Equine flu: Horse racing to resume following outbreak

February 11, 2019

Horse racing in Britain will resume on Wednesday following a six-day shutdown because of an outbreak of equine flu.

The British Horseracing Authority says racing will begin again with four meetings on Wednesday.

The sport has been on hold since last Thursday after the highly contagious virus was identified in six horses at the yard of Grand National-winning trainer Donald McCain in Cheshire.

After consultation with its veterinary committee, and based on the latest tests conducted by the Animal Health Trust, the BHA's chief regulatory officer Brant Dunshea confirmed racing could resume with strict biosecurity controls in place.

This decision to return racing in a "controlled, risk-managed manner" was unanimously supported by the industry veterinary committee.

Mr Dunshea says "after analysis of thousands of samples" and no positive tests on Monday, the disease is now contained. Although there are still two confirmed sites of infection, they are "contained at present".

He added: "Clearly, there is some risk associated with returning to racing.

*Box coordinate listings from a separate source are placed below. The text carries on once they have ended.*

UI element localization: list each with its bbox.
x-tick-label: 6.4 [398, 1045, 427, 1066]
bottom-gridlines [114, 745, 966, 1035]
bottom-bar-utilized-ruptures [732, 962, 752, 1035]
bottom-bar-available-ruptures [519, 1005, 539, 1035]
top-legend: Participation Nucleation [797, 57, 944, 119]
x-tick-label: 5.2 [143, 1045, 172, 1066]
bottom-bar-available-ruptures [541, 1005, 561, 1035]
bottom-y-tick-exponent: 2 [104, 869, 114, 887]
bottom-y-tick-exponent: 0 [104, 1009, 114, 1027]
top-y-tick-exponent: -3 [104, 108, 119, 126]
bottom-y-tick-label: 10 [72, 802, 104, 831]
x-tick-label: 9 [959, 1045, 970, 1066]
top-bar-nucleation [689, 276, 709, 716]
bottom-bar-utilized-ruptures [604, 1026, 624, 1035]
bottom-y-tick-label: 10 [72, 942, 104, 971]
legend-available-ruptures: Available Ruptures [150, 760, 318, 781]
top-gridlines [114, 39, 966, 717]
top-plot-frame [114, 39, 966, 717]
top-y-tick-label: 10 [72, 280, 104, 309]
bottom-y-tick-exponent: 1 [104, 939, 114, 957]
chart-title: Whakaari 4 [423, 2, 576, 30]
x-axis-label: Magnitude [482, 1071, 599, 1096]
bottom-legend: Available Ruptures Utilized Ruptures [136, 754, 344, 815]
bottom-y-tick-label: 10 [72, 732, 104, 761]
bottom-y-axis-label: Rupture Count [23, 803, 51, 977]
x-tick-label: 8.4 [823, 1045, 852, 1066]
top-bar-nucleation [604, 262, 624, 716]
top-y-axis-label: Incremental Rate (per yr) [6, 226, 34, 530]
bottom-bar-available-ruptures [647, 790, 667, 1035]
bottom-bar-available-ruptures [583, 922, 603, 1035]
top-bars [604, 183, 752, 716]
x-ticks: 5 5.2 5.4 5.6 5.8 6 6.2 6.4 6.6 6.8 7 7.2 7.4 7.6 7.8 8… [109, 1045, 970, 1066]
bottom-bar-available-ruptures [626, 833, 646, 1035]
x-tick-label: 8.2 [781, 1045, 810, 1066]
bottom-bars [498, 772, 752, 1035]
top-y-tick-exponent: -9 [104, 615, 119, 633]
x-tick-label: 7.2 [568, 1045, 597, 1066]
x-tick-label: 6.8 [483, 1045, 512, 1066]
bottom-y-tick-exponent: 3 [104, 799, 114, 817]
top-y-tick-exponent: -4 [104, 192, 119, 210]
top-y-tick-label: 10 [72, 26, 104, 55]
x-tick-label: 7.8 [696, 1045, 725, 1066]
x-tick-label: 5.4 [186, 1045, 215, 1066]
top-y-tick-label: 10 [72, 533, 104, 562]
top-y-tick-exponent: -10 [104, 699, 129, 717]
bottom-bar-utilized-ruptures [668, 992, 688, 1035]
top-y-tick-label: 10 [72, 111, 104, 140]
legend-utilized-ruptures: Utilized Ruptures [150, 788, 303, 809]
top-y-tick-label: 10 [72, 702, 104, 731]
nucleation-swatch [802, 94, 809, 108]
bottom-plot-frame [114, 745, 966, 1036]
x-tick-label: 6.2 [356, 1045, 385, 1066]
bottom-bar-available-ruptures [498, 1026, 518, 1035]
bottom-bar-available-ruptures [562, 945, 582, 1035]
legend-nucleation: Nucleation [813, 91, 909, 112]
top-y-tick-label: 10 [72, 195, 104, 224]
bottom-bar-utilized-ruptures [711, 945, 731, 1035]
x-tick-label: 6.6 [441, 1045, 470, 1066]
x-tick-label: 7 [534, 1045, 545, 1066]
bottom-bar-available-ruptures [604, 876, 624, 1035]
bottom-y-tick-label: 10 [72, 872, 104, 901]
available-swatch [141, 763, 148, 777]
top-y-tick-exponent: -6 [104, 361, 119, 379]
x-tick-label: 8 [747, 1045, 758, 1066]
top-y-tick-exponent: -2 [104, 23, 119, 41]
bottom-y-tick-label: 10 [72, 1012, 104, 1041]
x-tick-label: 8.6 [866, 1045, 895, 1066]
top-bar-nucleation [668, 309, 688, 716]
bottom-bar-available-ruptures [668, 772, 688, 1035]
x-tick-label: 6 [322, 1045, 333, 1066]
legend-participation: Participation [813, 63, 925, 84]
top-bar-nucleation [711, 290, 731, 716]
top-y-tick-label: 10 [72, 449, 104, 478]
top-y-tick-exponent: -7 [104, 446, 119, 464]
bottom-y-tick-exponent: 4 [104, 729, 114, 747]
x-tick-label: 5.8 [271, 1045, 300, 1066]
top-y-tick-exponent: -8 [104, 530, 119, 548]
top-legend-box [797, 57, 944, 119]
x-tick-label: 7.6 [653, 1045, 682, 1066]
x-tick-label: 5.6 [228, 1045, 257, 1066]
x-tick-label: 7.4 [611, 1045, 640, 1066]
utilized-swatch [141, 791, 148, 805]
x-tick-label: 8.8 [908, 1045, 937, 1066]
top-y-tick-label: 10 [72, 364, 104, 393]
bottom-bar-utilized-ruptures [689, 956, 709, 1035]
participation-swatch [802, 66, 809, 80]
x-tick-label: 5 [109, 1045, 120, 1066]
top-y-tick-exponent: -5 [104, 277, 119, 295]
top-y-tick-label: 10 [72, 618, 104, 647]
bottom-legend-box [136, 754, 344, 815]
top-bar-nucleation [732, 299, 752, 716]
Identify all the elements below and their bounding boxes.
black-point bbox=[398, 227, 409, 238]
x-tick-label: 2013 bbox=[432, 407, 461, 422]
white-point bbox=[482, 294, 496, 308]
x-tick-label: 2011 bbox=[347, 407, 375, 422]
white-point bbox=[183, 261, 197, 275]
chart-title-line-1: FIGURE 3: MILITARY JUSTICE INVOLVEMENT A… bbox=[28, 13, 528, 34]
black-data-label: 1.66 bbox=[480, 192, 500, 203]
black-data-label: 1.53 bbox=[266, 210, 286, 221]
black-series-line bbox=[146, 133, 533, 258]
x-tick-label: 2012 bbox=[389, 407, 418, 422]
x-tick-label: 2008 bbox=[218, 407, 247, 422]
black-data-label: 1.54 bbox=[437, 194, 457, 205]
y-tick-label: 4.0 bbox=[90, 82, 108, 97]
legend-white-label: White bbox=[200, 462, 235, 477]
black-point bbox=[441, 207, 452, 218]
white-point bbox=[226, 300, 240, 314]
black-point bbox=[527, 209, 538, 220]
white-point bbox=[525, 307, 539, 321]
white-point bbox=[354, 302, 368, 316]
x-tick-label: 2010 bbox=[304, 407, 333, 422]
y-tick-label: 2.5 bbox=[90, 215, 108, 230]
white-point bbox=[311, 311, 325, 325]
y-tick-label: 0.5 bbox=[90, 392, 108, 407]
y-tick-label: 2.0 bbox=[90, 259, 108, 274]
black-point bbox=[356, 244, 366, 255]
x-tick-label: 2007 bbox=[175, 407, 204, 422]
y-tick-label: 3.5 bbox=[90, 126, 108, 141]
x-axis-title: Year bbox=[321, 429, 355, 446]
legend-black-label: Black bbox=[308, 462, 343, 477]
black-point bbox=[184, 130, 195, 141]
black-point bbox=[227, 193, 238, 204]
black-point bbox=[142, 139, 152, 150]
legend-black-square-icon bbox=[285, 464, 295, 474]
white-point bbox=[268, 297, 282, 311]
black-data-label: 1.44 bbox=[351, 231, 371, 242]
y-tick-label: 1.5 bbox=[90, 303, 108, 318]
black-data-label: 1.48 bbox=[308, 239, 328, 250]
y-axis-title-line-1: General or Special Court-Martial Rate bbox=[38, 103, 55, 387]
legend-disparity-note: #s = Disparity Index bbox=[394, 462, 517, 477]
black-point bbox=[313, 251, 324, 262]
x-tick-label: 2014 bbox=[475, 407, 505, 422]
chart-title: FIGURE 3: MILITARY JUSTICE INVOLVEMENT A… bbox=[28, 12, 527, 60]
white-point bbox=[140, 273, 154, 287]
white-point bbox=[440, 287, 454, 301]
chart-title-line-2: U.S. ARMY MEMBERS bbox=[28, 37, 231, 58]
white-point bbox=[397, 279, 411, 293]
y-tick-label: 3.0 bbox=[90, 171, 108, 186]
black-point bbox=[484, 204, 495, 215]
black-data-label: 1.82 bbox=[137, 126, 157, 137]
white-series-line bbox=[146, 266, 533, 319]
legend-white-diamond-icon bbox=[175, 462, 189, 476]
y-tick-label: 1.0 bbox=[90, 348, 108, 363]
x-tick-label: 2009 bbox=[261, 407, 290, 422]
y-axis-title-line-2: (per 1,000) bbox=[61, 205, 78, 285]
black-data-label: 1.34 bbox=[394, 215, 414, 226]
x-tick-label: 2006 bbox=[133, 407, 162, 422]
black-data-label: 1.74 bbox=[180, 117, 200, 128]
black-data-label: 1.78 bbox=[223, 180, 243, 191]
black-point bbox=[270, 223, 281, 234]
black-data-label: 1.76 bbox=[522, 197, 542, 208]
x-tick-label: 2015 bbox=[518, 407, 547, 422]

This risk has been assessed and, based on the evidence - and ensuring biosecurity measures are in place - the level of risk is viewed as acceptable."

Two scheduled Jump fixtures will go ahead at Musselburgh and Plumpton on Wednesday, as well as the all-weather fixtures at Southwell and Kempton.

The BHA's director of equine health and welfare, David Sykes, said: "The BHA and the veterinary committee agree that, on balance, the level of risk is acceptable for a return to racing.

"We have developed a risk model, which the veterinary committee support, in order to assist the return to racing.

"We will observe closely those horses who are taken to the racecourse and will intervene as a precaution to prevent a horse running or accessing a racecourse if we believe it might put other horses at risk of infection.

"The veterinary committee are of the view that an unprecedented amount of this disease has been identified in Europe. This is not a typical endemic period and it was essential that precautions be taken to protect the horse population."